Tuesday, February 18, 2014

Multiple Worship Locations

Jan Edmiston has written a pair of fascinating posts, which work well as separate pieces, but even better together.

A few days ago, I read this post, which talks about being one person with many different spiritual communities.  I have long felt that way.  I usually have a local spiritual community, along with distant sites where I go regularly, like Mepkin Abbey and Lutheridge.

But could one have different spiritual communities in the same town?  I haven't experimented with that as much because most weeks, it's all I can do to maintain ties to my local church, much less add some more to my schedule.

There have been times, however, when I've yearned for something different and more contemplative.  My local church has periodic contemplative offerings, but what if I actually could be a Quaker/Lutheran?  What if I could find a nearby community that chanted the Liturgy of the Hours, and I could join them occasionally on week days?  What if I worshiped someplace else, but returned to my home church to help with the spiritual formation of children?  Edmiston's post made me think about the possibilities. 

I'd love to find someplace close to work, where I could slip away for week day refreshment.  Even a noon concert would be great.  I've moved away from thinking that I need a liturgy-readings-sermon-Eucharist kind of experience for it to count as authentic worship.  A beautiful concert that turned my attention to God would help me greatly.

And no, a prayer group at work is not what I want.

As I read Edmiston's post, I thought about how many different churches see themselves as in a competition for members, and thus, if someone like me wanted to worship multiple places, that might be seen as betrayal.  Edmiston has written about those issues with this post.  She ends with this provocative question:  "One culture shift we need to make is becoming less prideful  (“Our church is Big Deal Church on the Hill“) and more Kingdom-focused (“Who cares through which portal someone enters just as long as transformation happens?“)."

Along the way, she shares a vision of what can happen if several churches join together.  It's powerful.

Of course, it's hard to know just how to do that.  My suburban church had a partnership for several years with an urban church who provided Wed. night dinners.  Unfortunately, that program was ultimately disbanded by the urban church, and we haven't done anything else with them.
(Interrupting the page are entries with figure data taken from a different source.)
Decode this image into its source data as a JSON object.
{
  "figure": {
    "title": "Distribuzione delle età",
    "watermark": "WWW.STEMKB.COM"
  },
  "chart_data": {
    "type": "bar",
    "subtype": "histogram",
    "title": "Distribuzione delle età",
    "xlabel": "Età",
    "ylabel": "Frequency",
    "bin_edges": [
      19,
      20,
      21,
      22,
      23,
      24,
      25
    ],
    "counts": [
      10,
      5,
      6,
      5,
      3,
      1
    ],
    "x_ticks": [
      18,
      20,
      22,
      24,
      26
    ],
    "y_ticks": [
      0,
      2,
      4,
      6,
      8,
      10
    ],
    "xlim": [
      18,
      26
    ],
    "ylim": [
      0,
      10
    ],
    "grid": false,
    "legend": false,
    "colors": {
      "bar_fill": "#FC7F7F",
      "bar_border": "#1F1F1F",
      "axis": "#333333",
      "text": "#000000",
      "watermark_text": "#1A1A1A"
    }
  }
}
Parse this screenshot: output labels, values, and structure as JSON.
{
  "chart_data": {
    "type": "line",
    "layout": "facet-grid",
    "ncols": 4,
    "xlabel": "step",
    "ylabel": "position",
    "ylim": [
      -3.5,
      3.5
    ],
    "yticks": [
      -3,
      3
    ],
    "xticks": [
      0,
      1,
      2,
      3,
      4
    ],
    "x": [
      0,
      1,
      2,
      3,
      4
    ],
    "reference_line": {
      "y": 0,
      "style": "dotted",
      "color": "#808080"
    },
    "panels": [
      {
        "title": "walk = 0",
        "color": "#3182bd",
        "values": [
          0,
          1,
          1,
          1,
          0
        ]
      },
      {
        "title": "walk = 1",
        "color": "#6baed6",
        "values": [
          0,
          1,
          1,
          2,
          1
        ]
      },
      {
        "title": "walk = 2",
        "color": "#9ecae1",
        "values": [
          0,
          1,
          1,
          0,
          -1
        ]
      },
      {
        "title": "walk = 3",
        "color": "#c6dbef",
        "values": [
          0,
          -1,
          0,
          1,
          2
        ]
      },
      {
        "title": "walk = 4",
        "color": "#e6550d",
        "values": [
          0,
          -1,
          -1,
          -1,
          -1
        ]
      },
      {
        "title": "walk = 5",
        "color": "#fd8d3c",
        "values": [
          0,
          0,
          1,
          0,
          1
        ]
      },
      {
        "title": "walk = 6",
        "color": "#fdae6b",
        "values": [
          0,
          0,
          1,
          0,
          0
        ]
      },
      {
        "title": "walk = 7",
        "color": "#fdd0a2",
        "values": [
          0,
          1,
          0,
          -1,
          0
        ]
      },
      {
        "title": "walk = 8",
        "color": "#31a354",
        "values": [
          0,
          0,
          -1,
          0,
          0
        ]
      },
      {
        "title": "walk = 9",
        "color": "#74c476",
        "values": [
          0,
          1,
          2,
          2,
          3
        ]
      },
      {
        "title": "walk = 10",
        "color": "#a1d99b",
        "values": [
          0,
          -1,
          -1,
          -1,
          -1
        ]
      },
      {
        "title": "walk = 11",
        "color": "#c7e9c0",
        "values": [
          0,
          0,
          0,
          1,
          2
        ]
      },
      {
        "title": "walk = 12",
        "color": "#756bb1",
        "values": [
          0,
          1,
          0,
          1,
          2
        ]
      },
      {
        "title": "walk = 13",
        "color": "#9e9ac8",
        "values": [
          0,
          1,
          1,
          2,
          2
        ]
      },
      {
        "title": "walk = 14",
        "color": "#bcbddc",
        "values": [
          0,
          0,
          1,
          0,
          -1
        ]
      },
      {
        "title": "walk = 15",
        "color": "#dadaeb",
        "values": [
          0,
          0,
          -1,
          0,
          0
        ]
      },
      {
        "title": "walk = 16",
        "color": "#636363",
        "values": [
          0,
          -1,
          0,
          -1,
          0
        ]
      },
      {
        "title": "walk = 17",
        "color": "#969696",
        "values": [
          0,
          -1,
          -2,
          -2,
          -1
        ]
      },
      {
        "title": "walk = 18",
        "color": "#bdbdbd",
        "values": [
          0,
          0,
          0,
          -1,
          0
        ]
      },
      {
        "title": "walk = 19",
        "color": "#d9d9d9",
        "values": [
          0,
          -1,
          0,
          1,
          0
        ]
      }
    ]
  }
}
And her post doesn't address what happens if no church is the Big Deal Church on the Hill, but if we're all struggling just to pay the bills and keep the building from falling into utter disrepair, and thus, can't do the visioning necessary to move in the direction that she proposes.

Sigh.  Yes, I write this on the morning of our Church Council meeting, where we will likely be less Kingdom focused and more building/finance focused.  Double sigh.

1 comment:

Anonymous said...

To even ask yourself if you could be a Unchristian/Christian is showing that you probably aren't a Lutheran or a Christian in the first place.

I think you need to do some deep thought about what defines your faith and beliefs.